Mr. P. R. A. Newell, the secretary of the Wiltshire Association of Local Councils—it is interesting to note that the president of that association is the hon. Member for Devizes (Mr. Morrison)—said:
I have been asked to draw your attention to an amendment put down to the above Bill which would entitle Parish and Town Councils to receive an appropriate share of the rate support or block grant on their precepts.
He hopes that I would support that. It is because of such representations, and those of my hon. Friends, that I decided to pursue this matter today.
The Government have said that they have much sympathy with this general idea, but no Minister has ever tried to justify not doing anything about it. Therefore, I have, albeit reluctantly, picked up a suggestion made in the other place 18 months ago that the Secretary of State should make regulations as to how rate support grant attracted to district councils for parish councils expenditure should be passed on to the parish council. That is something which has been debated in the passage of successive local government Bills both by this and previous Governments.

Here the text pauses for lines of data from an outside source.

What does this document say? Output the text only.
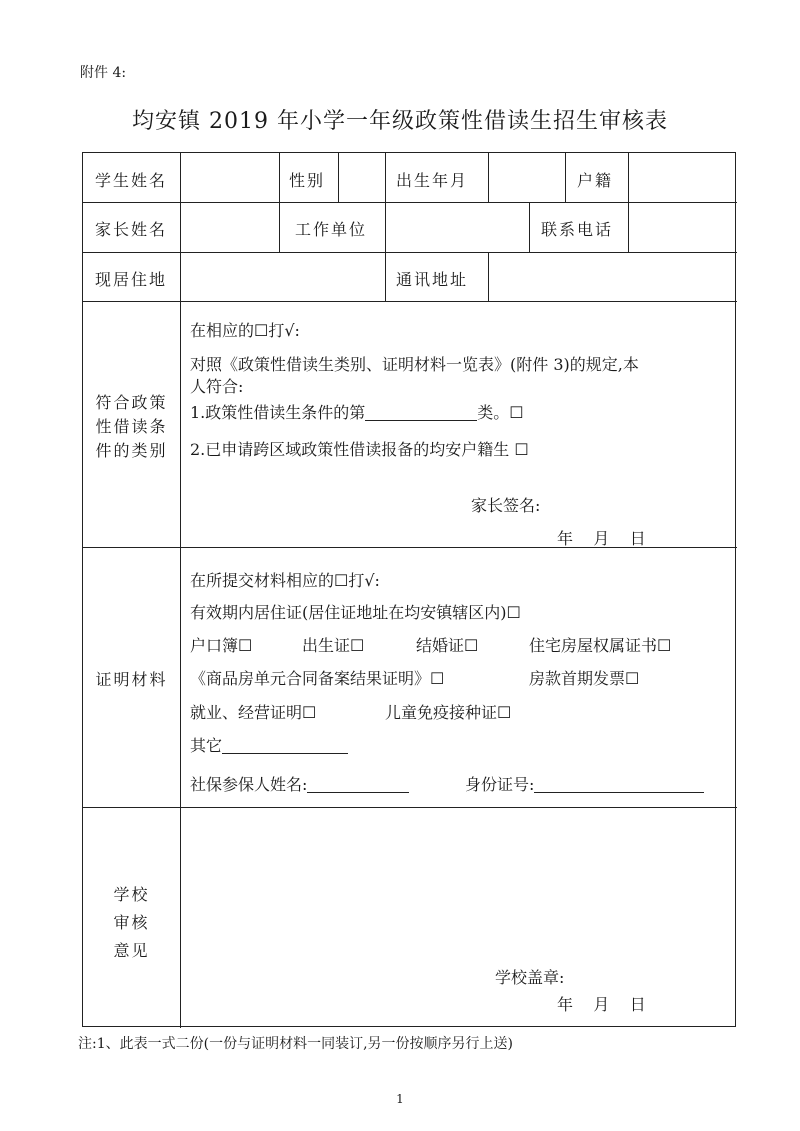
附件 4:
均安镇 2019 年小学一年级政策性借读生招生审核表
学生姓名	性别	出生年月	户籍
家长姓名	工作单位	联系电话
现居住地	通讯地址
符合政策
性借读条
件的类别
在相应的☐打√:
对照《政策性借读生类别、证明材料一览表》(附件 3)的规定,本
人符合:
1.政策性借读生条件的第	类。☐
2.已申请跨区域政策性借读报备的均安户籍生 ☐
家长签名:
年    月    日
证明材料
在所提交材料相应的☐打√:
有效期内居住证(居住证地址在均安镇辖区内)☐
户口簿☐	出生证☐	结婚证☐	住宅房屋权属证书☐
《商品房单元合同备案结果证明》☐	房款首期发票☐
就业、经营证明☐	儿童免疫接种证☐
其它
社保参保人姓名:	身份证号:
学校
审核
意见
学校盖章:
年    月    日
注:1、此表一式二份(一份与证明材料一同装订,另一份按顺序另行上送)
1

It is apparent, for example, in Wiltshire, that the district council will agree to make the appropriate payment only if there is legislation to force it to do so. The obvious iniquity of the present system is that parish councils are double rated. Parish ratepayers pay their parish rate and the district rate, and the rate support grant element designed for the parish is used to alleviate district council expenditure generally. Areas with active parish councils are subsidising those without them. This injustice works as a deterrent both to the initiative and the establishment of parish councils.

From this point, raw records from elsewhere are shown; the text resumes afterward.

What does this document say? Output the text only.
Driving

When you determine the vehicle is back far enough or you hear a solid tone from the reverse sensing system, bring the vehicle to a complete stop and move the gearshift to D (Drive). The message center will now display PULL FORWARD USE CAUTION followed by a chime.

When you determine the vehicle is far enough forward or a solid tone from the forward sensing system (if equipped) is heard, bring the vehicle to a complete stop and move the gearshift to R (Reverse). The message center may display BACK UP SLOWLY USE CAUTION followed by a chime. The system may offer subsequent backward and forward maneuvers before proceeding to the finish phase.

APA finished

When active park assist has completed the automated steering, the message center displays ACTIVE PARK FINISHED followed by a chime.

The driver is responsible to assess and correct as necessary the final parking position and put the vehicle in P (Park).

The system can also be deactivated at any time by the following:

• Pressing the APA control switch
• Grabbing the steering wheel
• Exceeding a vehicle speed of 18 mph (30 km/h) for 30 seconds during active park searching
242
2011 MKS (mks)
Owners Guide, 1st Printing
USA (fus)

Particularly now, when communities are breaking up for lack of community oriented work, the Government should respond to ensure that these efficient, locally based organisations receive adequate resources and encouragement. As one letter put it:
No Parish Council will eagerly undertake (in the low key and economic way which is their trade mark) new valuable local initiatives if the expenditure attracts rate support grant from which the Parish and its ratepayers get no benefit.
The most recent survey by the National Association of Local Councils conducted in October 1979 produced 157 answers from 328 district councils with parish or community councils. The Association of District Councils advised its members not to reply to the questionnaire. Of the 157 which answered, 16 said that they paid the amount requested, 42 said that they gave grants of more than rate support grant resource element, 61 said that they gave less than their rate support grant resource element, two gave rate support grant resource and needs element and 38 gave nothing.

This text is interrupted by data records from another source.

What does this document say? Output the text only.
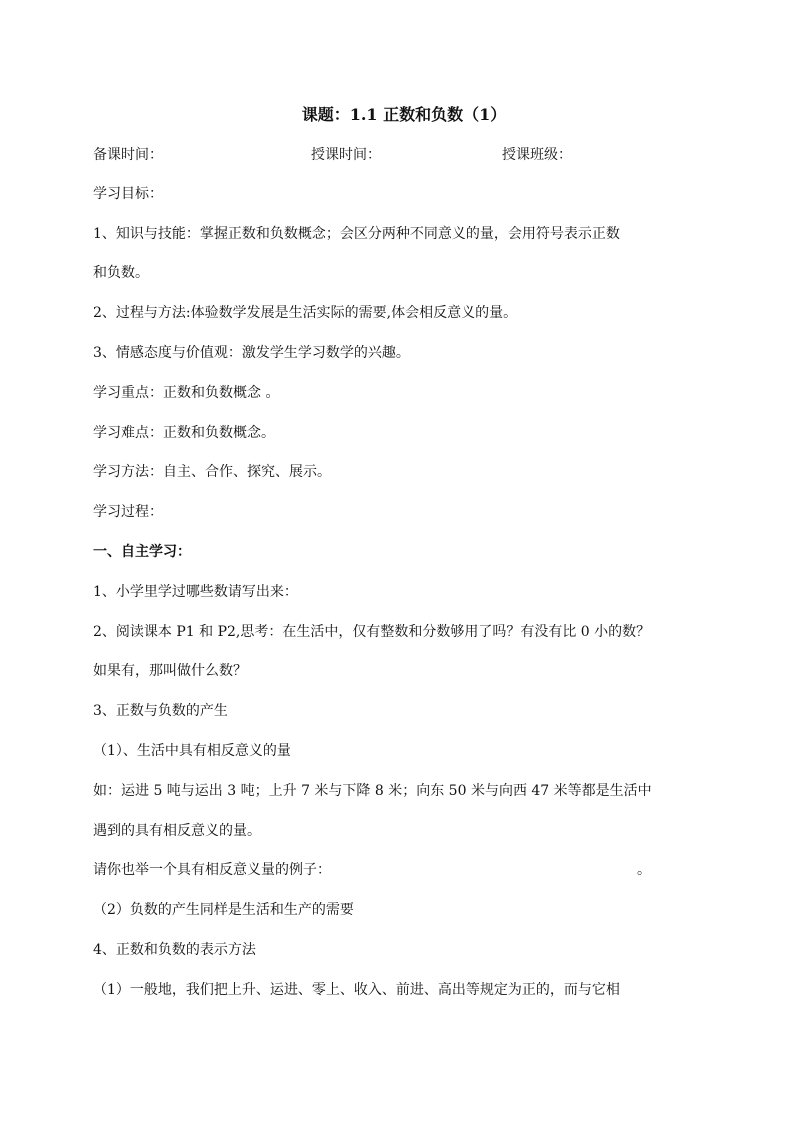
课题：1.1 正数和负数（1）
备课时间：	授课时间：	授课班级：
学习目标：
1、知识与技能：掌握正数和负数概念；会区分两种不同意义的量，会用符号表示正数
和负数。
2、过程与方法:体验数学发展是生活实际的需要,体会相反意义的量。
3、情感态度与价值观：激发学生学习数学的兴趣。
学习重点：正数和负数概念 。
学习难点：正数和负数概念。
学习方法：自主、合作、探究、展示。
学习过程：
一、自主学习：
1、小学里学过哪些数请写出来：
2、阅读课本 P1 和 P2,思考：在生活中，仅有整数和分数够用了吗？有没有比 0 小的数？
如果有，那叫做什么数？
3、正数与负数的产生
（1）、生活中具有相反意义的量
如：运进 5 吨与运出 3 吨；上升 7 米与下降 8 米；向东 50 米与向西 47 米等都是生活中
遇到的具有相反意义的量。
请你也举一个具有相反意义量的例子：	。
（2）负数的产生同样是生活和生产的需要
4、正数和负数的表示方法
（1）一般地，我们把上升、运进、零上、收入、前进、高出等规定为正的，而与它相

There is no reason to suppose that the figures have changed in favour of parish councils. With the present squeeze the money is even less likely to be paid out. In Treasury terms what I am asking for is a small sum. For 1981–82 it represents about 0·16 per cent. of a total local government expenditure of about £36 million.
The Government said in Committee that, if a way could be devised to force district councils to pay, they would adopt it. There is a solution in my proposal. It will allow the Secretary of State to make enabling regulations. Even if the Government will not accept the new clause, I hope that they will assure the House that a more acceptable amendment will be introduced in the other place.
I commend the new clause. Its purpose is to make parish, town and community councils masters in their own homes, to ensure that funds intended for their use are passed to them and to demonstrate that Parliament fully appreciates the valuable work of small councils which are rooted in their neighbourhoods.